Vulture Fund Leaders Pressed on Non-Payment of Taxes in London

June 21, 2007 (LPAC)—In London the "big players" in private equity operations had to testify to the Parliament's Treasury Select Committee yesterday, as the incoming government of Gordon Brown faces increasing pressure to close the huge tax loopholes exploited by the super-rich speculators -- although of course it was Chancellor Brown who has overseen the creation of the British "tax haven" in the first place. Four senior private equity executives, including Robert Easton of Carlyle Group, Dominic Murphy of Kohlberg Kravis Roberts, Damon Buffini of Permira, and Philip Yea of 3i, all went before the committee. These hearings in London parallel discussions which LPAC has reported from Washington. Also, just before the committee hearings, private equity baron Sir Ronald Cohen warned that there could be riots in the streets, as in Paris, if the growing wealth gap is not closed. Cohen is a big funder of Gordon Brown.

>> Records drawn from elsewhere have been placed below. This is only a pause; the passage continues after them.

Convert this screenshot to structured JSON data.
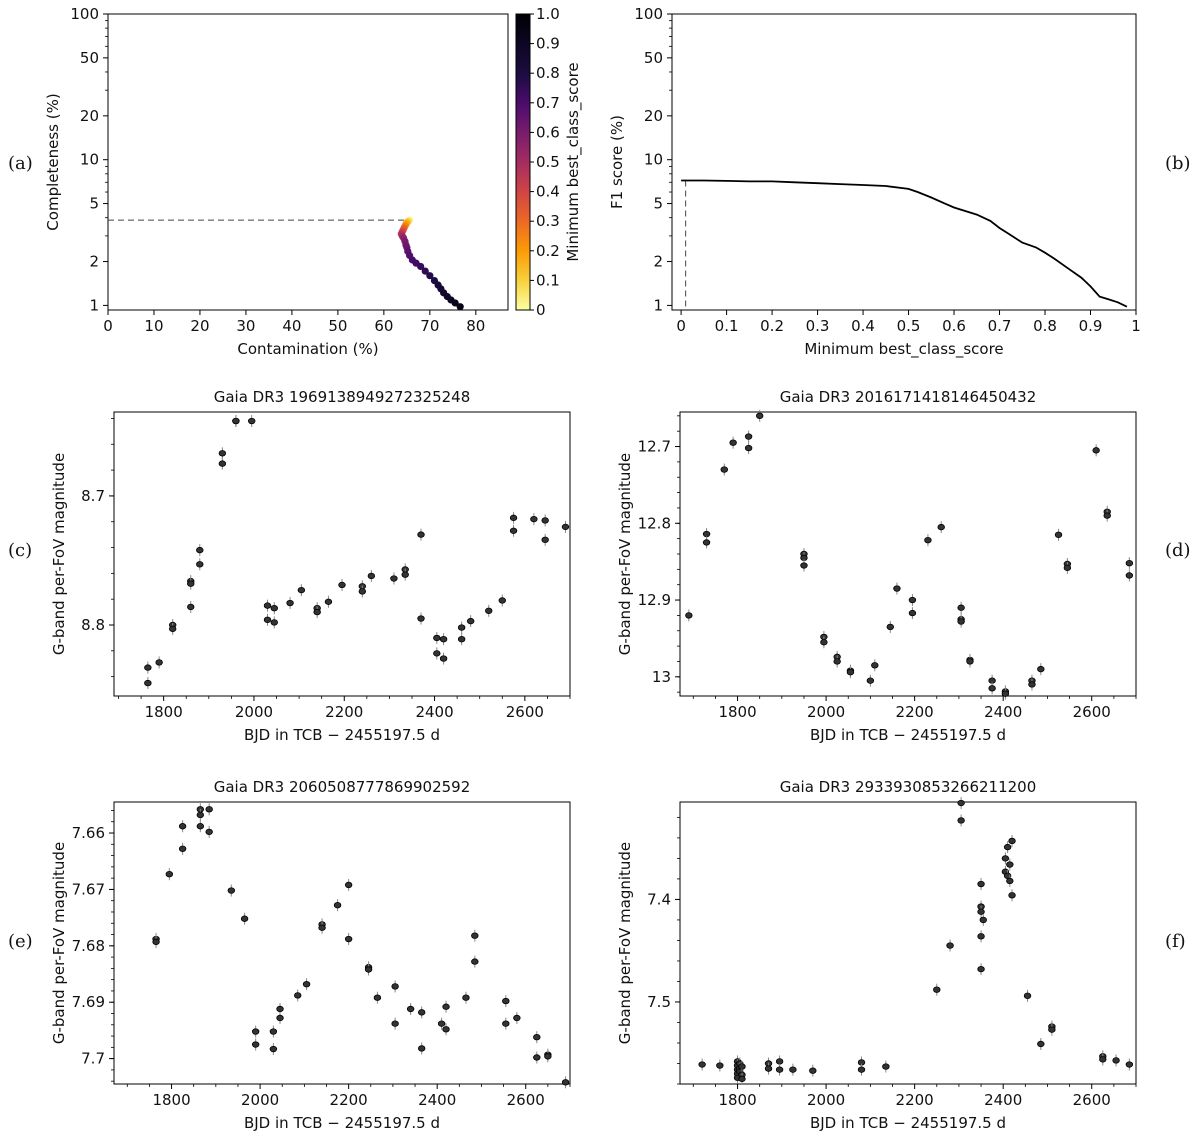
{
  "panel_letters": [
    "(a)",
    "(b)",
    "(c)",
    "(d)",
    "(e)",
    "(f)"
  ],
  "chart_data": [
    {
      "panel": "(a)",
      "type": "scatter",
      "xlabel": "Contamination (%)",
      "ylabel": "Completeness (%)",
      "xlim": [
        0,
        87
      ],
      "ylim": [
        0.93,
        100
      ],
      "yscale": "log",
      "xticks": [
        0,
        10,
        20,
        30,
        40,
        50,
        60,
        70,
        80
      ],
      "yticks": [
        1,
        2,
        5,
        10,
        20,
        50,
        100
      ],
      "colorbar": {
        "label": "Minimum best_class_score",
        "range": [
          0,
          1
        ],
        "ticks": [
          0,
          0.1,
          0.2,
          0.3,
          0.4,
          0.5,
          0.6,
          0.7,
          0.8,
          0.9,
          1.0
        ],
        "colormap": "inferno_r"
      },
      "dashed_guide": {
        "x": 65.6,
        "y": 3.85
      },
      "points": [
        {
          "x": 65.6,
          "y": 3.85,
          "c": 0.02
        },
        {
          "x": 65.4,
          "y": 3.8,
          "c": 0.05
        },
        {
          "x": 65.2,
          "y": 3.75,
          "c": 0.1
        },
        {
          "x": 65.0,
          "y": 3.7,
          "c": 0.15
        },
        {
          "x": 64.8,
          "y": 3.6,
          "c": 0.2
        },
        {
          "x": 64.6,
          "y": 3.5,
          "c": 0.25
        },
        {
          "x": 64.4,
          "y": 3.4,
          "c": 0.3
        },
        {
          "x": 64.2,
          "y": 3.3,
          "c": 0.35
        },
        {
          "x": 64.0,
          "y": 3.2,
          "c": 0.4
        },
        {
          "x": 63.8,
          "y": 3.1,
          "c": 0.45
        },
        {
          "x": 64.0,
          "y": 3.0,
          "c": 0.5
        },
        {
          "x": 64.3,
          "y": 2.9,
          "c": 0.55
        },
        {
          "x": 64.6,
          "y": 2.75,
          "c": 0.6
        },
        {
          "x": 64.8,
          "y": 2.6,
          "c": 0.62
        },
        {
          "x": 65.0,
          "y": 2.5,
          "c": 0.64
        },
        {
          "x": 65.2,
          "y": 2.35,
          "c": 0.66
        },
        {
          "x": 65.6,
          "y": 2.2,
          "c": 0.68
        },
        {
          "x": 66.2,
          "y": 2.05,
          "c": 0.7
        },
        {
          "x": 67.0,
          "y": 1.95,
          "c": 0.72
        },
        {
          "x": 68.0,
          "y": 1.85,
          "c": 0.74
        },
        {
          "x": 69.0,
          "y": 1.72,
          "c": 0.76
        },
        {
          "x": 70.0,
          "y": 1.6,
          "c": 0.78
        },
        {
          "x": 71.0,
          "y": 1.48,
          "c": 0.8
        },
        {
          "x": 71.8,
          "y": 1.38,
          "c": 0.82
        },
        {
          "x": 72.4,
          "y": 1.3,
          "c": 0.84
        },
        {
          "x": 73.0,
          "y": 1.22,
          "c": 0.86
        },
        {
          "x": 73.8,
          "y": 1.15,
          "c": 0.88
        },
        {
          "x": 74.6,
          "y": 1.09,
          "c": 0.9
        },
        {
          "x": 75.5,
          "y": 1.04,
          "c": 0.92
        },
        {
          "x": 76.6,
          "y": 0.98,
          "c": 0.94
        }
      ]
    },
    {
      "panel": "(b)",
      "type": "line",
      "xlabel": "Minimum best_class_score",
      "ylabel": "F1 score (%)",
      "xlim": [
        -0.02,
        1.0
      ],
      "ylim": [
        0.93,
        100
      ],
      "yscale": "log",
      "xticks": [
        0,
        0.1,
        0.2,
        0.3,
        0.4,
        0.5,
        0.6,
        0.7,
        0.8,
        0.9,
        1.0
      ],
      "yticks": [
        1,
        2,
        5,
        10,
        20,
        50,
        100
      ],
      "dashed_guide": {
        "x": 0.01,
        "y": 7.2
      },
      "x": [
        0.0,
        0.05,
        0.1,
        0.15,
        0.2,
        0.25,
        0.3,
        0.35,
        0.4,
        0.45,
        0.5,
        0.52,
        0.55,
        0.58,
        0.6,
        0.65,
        0.68,
        0.7,
        0.72,
        0.75,
        0.78,
        0.8,
        0.82,
        0.85,
        0.88,
        0.9,
        0.92,
        0.94,
        0.96,
        0.98
      ],
      "y": [
        7.2,
        7.2,
        7.15,
        7.1,
        7.1,
        7.0,
        6.9,
        6.8,
        6.7,
        6.6,
        6.3,
        6.0,
        5.5,
        5.0,
        4.7,
        4.2,
        3.8,
        3.4,
        3.1,
        2.7,
        2.5,
        2.3,
        2.1,
        1.8,
        1.55,
        1.35,
        1.15,
        1.1,
        1.05,
        0.98
      ]
    },
    {
      "panel": "(c)",
      "type": "scatter",
      "title": "Gaia DR3 1969138949272325248",
      "xlabel": "BJD in TCB − 2455197.5 d",
      "ylabel": "G-band per-FoV magnitude",
      "xlim": [
        1690,
        2700
      ],
      "ylim": [
        8.855,
        8.635
      ],
      "y_inverted": true,
      "xticks": [
        1800,
        2000,
        2200,
        2400,
        2600
      ],
      "yticks": [
        8.7,
        8.8
      ],
      "points": [
        {
          "x": 1765,
          "y": 8.833
        },
        {
          "x": 1765,
          "y": 8.845
        },
        {
          "x": 1790,
          "y": 8.829
        },
        {
          "x": 1820,
          "y": 8.8
        },
        {
          "x": 1820,
          "y": 8.803
        },
        {
          "x": 1860,
          "y": 8.766
        },
        {
          "x": 1860,
          "y": 8.768
        },
        {
          "x": 1860,
          "y": 8.786
        },
        {
          "x": 1880,
          "y": 8.753
        },
        {
          "x": 1880,
          "y": 8.742
        },
        {
          "x": 1930,
          "y": 8.667
        },
        {
          "x": 1930,
          "y": 8.675
        },
        {
          "x": 1960,
          "y": 8.642
        },
        {
          "x": 1960,
          "y": 8.642
        },
        {
          "x": 1995,
          "y": 8.642
        },
        {
          "x": 2030,
          "y": 8.785
        },
        {
          "x": 2030,
          "y": 8.796
        },
        {
          "x": 2045,
          "y": 8.787
        },
        {
          "x": 2045,
          "y": 8.798
        },
        {
          "x": 2080,
          "y": 8.783
        },
        {
          "x": 2105,
          "y": 8.773
        },
        {
          "x": 2140,
          "y": 8.787
        },
        {
          "x": 2140,
          "y": 8.79
        },
        {
          "x": 2165,
          "y": 8.782
        },
        {
          "x": 2195,
          "y": 8.769
        },
        {
          "x": 2240,
          "y": 8.77
        },
        {
          "x": 2240,
          "y": 8.774
        },
        {
          "x": 2260,
          "y": 8.762
        },
        {
          "x": 2310,
          "y": 8.764
        },
        {
          "x": 2335,
          "y": 8.757
        },
        {
          "x": 2335,
          "y": 8.761
        },
        {
          "x": 2370,
          "y": 8.73
        },
        {
          "x": 2370,
          "y": 8.795
        },
        {
          "x": 2405,
          "y": 8.81
        },
        {
          "x": 2405,
          "y": 8.822
        },
        {
          "x": 2420,
          "y": 8.811
        },
        {
          "x": 2420,
          "y": 8.826
        },
        {
          "x": 2460,
          "y": 8.802
        },
        {
          "x": 2460,
          "y": 8.811
        },
        {
          "x": 2480,
          "y": 8.797
        },
        {
          "x": 2520,
          "y": 8.789
        },
        {
          "x": 2550,
          "y": 8.781
        },
        {
          "x": 2575,
          "y": 8.717
        },
        {
          "x": 2575,
          "y": 8.727
        },
        {
          "x": 2620,
          "y": 8.718
        },
        {
          "x": 2645,
          "y": 8.719
        },
        {
          "x": 2645,
          "y": 8.734
        },
        {
          "x": 2690,
          "y": 8.724
        }
      ]
    },
    {
      "panel": "(d)",
      "type": "scatter",
      "title": "Gaia DR3 2016171418146450432",
      "xlabel": "BJD in TCB − 2455197.5 d",
      "ylabel": "G-band per-FoV magnitude",
      "xlim": [
        1670,
        2700
      ],
      "ylim": [
        13.025,
        12.655
      ],
      "y_inverted": true,
      "xticks": [
        1800,
        2000,
        2200,
        2400,
        2600
      ],
      "yticks": [
        12.7,
        12.8,
        12.9,
        13.0
      ],
      "points": [
        {
          "x": 1690,
          "y": 12.92
        },
        {
          "x": 1730,
          "y": 12.814
        },
        {
          "x": 1730,
          "y": 12.825
        },
        {
          "x": 1770,
          "y": 12.73
        },
        {
          "x": 1790,
          "y": 12.695
        },
        {
          "x": 1825,
          "y": 12.687
        },
        {
          "x": 1825,
          "y": 12.702
        },
        {
          "x": 1850,
          "y": 12.66
        },
        {
          "x": 1950,
          "y": 12.84
        },
        {
          "x": 1950,
          "y": 12.845
        },
        {
          "x": 1950,
          "y": 12.855
        },
        {
          "x": 1995,
          "y": 12.948
        },
        {
          "x": 1995,
          "y": 12.955
        },
        {
          "x": 2025,
          "y": 12.974
        },
        {
          "x": 2025,
          "y": 12.98
        },
        {
          "x": 2055,
          "y": 12.992
        },
        {
          "x": 2055,
          "y": 12.994
        },
        {
          "x": 2100,
          "y": 13.005
        },
        {
          "x": 2110,
          "y": 12.985
        },
        {
          "x": 2145,
          "y": 12.935
        },
        {
          "x": 2160,
          "y": 12.885
        },
        {
          "x": 2195,
          "y": 12.9
        },
        {
          "x": 2195,
          "y": 12.917
        },
        {
          "x": 2230,
          "y": 12.822
        },
        {
          "x": 2260,
          "y": 12.805
        },
        {
          "x": 2305,
          "y": 12.91
        },
        {
          "x": 2305,
          "y": 12.925
        },
        {
          "x": 2305,
          "y": 12.928
        },
        {
          "x": 2325,
          "y": 12.978
        },
        {
          "x": 2325,
          "y": 12.98
        },
        {
          "x": 2375,
          "y": 13.005
        },
        {
          "x": 2375,
          "y": 13.015
        },
        {
          "x": 2405,
          "y": 13.019
        },
        {
          "x": 2405,
          "y": 13.022
        },
        {
          "x": 2465,
          "y": 13.005
        },
        {
          "x": 2465,
          "y": 13.01
        },
        {
          "x": 2485,
          "y": 12.99
        },
        {
          "x": 2525,
          "y": 12.815
        },
        {
          "x": 2545,
          "y": 12.853
        },
        {
          "x": 2545,
          "y": 12.858
        },
        {
          "x": 2610,
          "y": 12.705
        },
        {
          "x": 2635,
          "y": 12.785
        },
        {
          "x": 2635,
          "y": 12.79
        },
        {
          "x": 2685,
          "y": 12.852
        },
        {
          "x": 2685,
          "y": 12.868
        }
      ]
    },
    {
      "panel": "(e)",
      "type": "scatter",
      "title": "Gaia DR3 2060508777869902592",
      "xlabel": "BJD in TCB − 2455197.5 d",
      "ylabel": "G-band per-FoV magnitude",
      "xlim": [
        1670,
        2700
      ],
      "ylim": [
        7.7045,
        7.6545
      ],
      "y_inverted": true,
      "xticks": [
        1800,
        2000,
        2200,
        2400,
        2600
      ],
      "yticks": [
        7.66,
        7.67,
        7.68,
        7.69,
        7.7
      ],
      "points": [
        {
          "x": 1765,
          "y": 7.6788
        },
        {
          "x": 1765,
          "y": 7.6793
        },
        {
          "x": 1795,
          "y": 7.6673
        },
        {
          "x": 1825,
          "y": 7.6588
        },
        {
          "x": 1825,
          "y": 7.6628
        },
        {
          "x": 1865,
          "y": 7.6558
        },
        {
          "x": 1865,
          "y": 7.6568
        },
        {
          "x": 1865,
          "y": 7.6588
        },
        {
          "x": 1885,
          "y": 7.6558
        },
        {
          "x": 1885,
          "y": 7.6598
        },
        {
          "x": 1935,
          "y": 7.6702
        },
        {
          "x": 1965,
          "y": 7.6752
        },
        {
          "x": 1990,
          "y": 7.6952
        },
        {
          "x": 1990,
          "y": 7.6975
        },
        {
          "x": 2030,
          "y": 7.6952
        },
        {
          "x": 2030,
          "y": 7.6983
        },
        {
          "x": 2045,
          "y": 7.6912
        },
        {
          "x": 2045,
          "y": 7.6928
        },
        {
          "x": 2085,
          "y": 7.6888
        },
        {
          "x": 2105,
          "y": 7.6868
        },
        {
          "x": 2140,
          "y": 7.6762
        },
        {
          "x": 2140,
          "y": 7.6768
        },
        {
          "x": 2175,
          "y": 7.6728
        },
        {
          "x": 2200,
          "y": 7.6692
        },
        {
          "x": 2200,
          "y": 7.6788
        },
        {
          "x": 2245,
          "y": 7.6838
        },
        {
          "x": 2245,
          "y": 7.6842
        },
        {
          "x": 2265,
          "y": 7.6892
        },
        {
          "x": 2305,
          "y": 7.6872
        },
        {
          "x": 2305,
          "y": 7.6938
        },
        {
          "x": 2340,
          "y": 7.6912
        },
        {
          "x": 2365,
          "y": 7.6918
        },
        {
          "x": 2365,
          "y": 7.6982
        },
        {
          "x": 2410,
          "y": 7.6938
        },
        {
          "x": 2420,
          "y": 7.6908
        },
        {
          "x": 2420,
          "y": 7.6948
        },
        {
          "x": 2465,
          "y": 7.6892
        },
        {
          "x": 2485,
          "y": 7.6782
        },
        {
          "x": 2485,
          "y": 7.6828
        },
        {
          "x": 2555,
          "y": 7.6898
        },
        {
          "x": 2555,
          "y": 7.6938
        },
        {
          "x": 2580,
          "y": 7.6928
        },
        {
          "x": 2625,
          "y": 7.6962
        },
        {
          "x": 2625,
          "y": 7.6998
        },
        {
          "x": 2650,
          "y": 7.6993
        },
        {
          "x": 2650,
          "y": 7.6996
        },
        {
          "x": 2690,
          "y": 7.7042
        }
      ]
    },
    {
      "panel": "(f)",
      "type": "scatter",
      "title": "Gaia DR3 2933930853266211200",
      "xlabel": "BJD in TCB − 2455197.5 d",
      "ylabel": "G-band per-FoV magnitude",
      "xlim": [
        1670,
        2700
      ],
      "ylim": [
        7.58,
        7.305
      ],
      "y_inverted": true,
      "xticks": [
        1800,
        2000,
        2200,
        2400,
        2600
      ],
      "yticks": [
        7.4,
        7.5
      ],
      "points": [
        {
          "x": 1720,
          "y": 7.561
        },
        {
          "x": 1760,
          "y": 7.562
        },
        {
          "x": 1800,
          "y": 7.558
        },
        {
          "x": 1800,
          "y": 7.562
        },
        {
          "x": 1800,
          "y": 7.566
        },
        {
          "x": 1800,
          "y": 7.57
        },
        {
          "x": 1800,
          "y": 7.574
        },
        {
          "x": 1805,
          "y": 7.56
        },
        {
          "x": 1805,
          "y": 7.565
        },
        {
          "x": 1805,
          "y": 7.568
        },
        {
          "x": 1810,
          "y": 7.563
        },
        {
          "x": 1810,
          "y": 7.571
        },
        {
          "x": 1810,
          "y": 7.575
        },
        {
          "x": 1870,
          "y": 7.56
        },
        {
          "x": 1870,
          "y": 7.565
        },
        {
          "x": 1895,
          "y": 7.558
        },
        {
          "x": 1895,
          "y": 7.566
        },
        {
          "x": 1925,
          "y": 7.566
        },
        {
          "x": 1970,
          "y": 7.567
        },
        {
          "x": 2080,
          "y": 7.559
        },
        {
          "x": 2080,
          "y": 7.566
        },
        {
          "x": 2135,
          "y": 7.563
        },
        {
          "x": 2250,
          "y": 7.488
        },
        {
          "x": 2280,
          "y": 7.445
        },
        {
          "x": 2305,
          "y": 7.306
        },
        {
          "x": 2305,
          "y": 7.323
        },
        {
          "x": 2350,
          "y": 7.385
        },
        {
          "x": 2350,
          "y": 7.407
        },
        {
          "x": 2350,
          "y": 7.412
        },
        {
          "x": 2350,
          "y": 7.436
        },
        {
          "x": 2350,
          "y": 7.468
        },
        {
          "x": 2355,
          "y": 7.42
        },
        {
          "x": 2405,
          "y": 7.36
        },
        {
          "x": 2405,
          "y": 7.373
        },
        {
          "x": 2410,
          "y": 7.349
        },
        {
          "x": 2410,
          "y": 7.377
        },
        {
          "x": 2415,
          "y": 7.366
        },
        {
          "x": 2415,
          "y": 7.382
        },
        {
          "x": 2420,
          "y": 7.343
        },
        {
          "x": 2420,
          "y": 7.396
        },
        {
          "x": 2455,
          "y": 7.494
        },
        {
          "x": 2485,
          "y": 7.541
        },
        {
          "x": 2510,
          "y": 7.524
        },
        {
          "x": 2510,
          "y": 7.527
        },
        {
          "x": 2625,
          "y": 7.553
        },
        {
          "x": 2625,
          "y": 7.556
        },
        {
          "x": 2655,
          "y": 7.557
        },
        {
          "x": 2685,
          "y": 7.561
        }
      ]
    }
  ]
}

Labour MP John McFall, said to the speculators: "You're the masters of the universe. I'm asking how much capital gains tax you pay and you cannot tell me?" Under the current tax policy, the CEO's personal profits from takeovers are taxed at capital gains' rates of as little as 5%-10%, instead of 40% income tax. Since 2003 they only need to keep their investments for two years before they can cash them in and benefit from the tax break.

Unions in Britain have put on a lot of pressure about the private equity groups. The spokesman of Unite Jack Dromey said more was known about the Cosa Nostra than private equity before the unions campaigned to expose its activities, the Guardian reported. Even outgoing PM Tony Blair had to admit that there are "legitimate concerns" about the low taxes paid. Last week, the head of the British Private Equity and Venture Capital Association had to resign after failed attempts to defend the current tax situation to the Treasury Committee. In 2003, a Memorandum of Understanding was exchanged between the private equity "industry" and H.M. Revenue & Customs (HMRC), allowing the funds to set up offshore "collective vehicles" for investment gains, which are subject only to capital gains tax.

Yesterday, the Evening Standard published an estimate that the tax loopholes mean that Britain is losing some 6 billion pounds a year in taxes, due to breaks for the super-rich.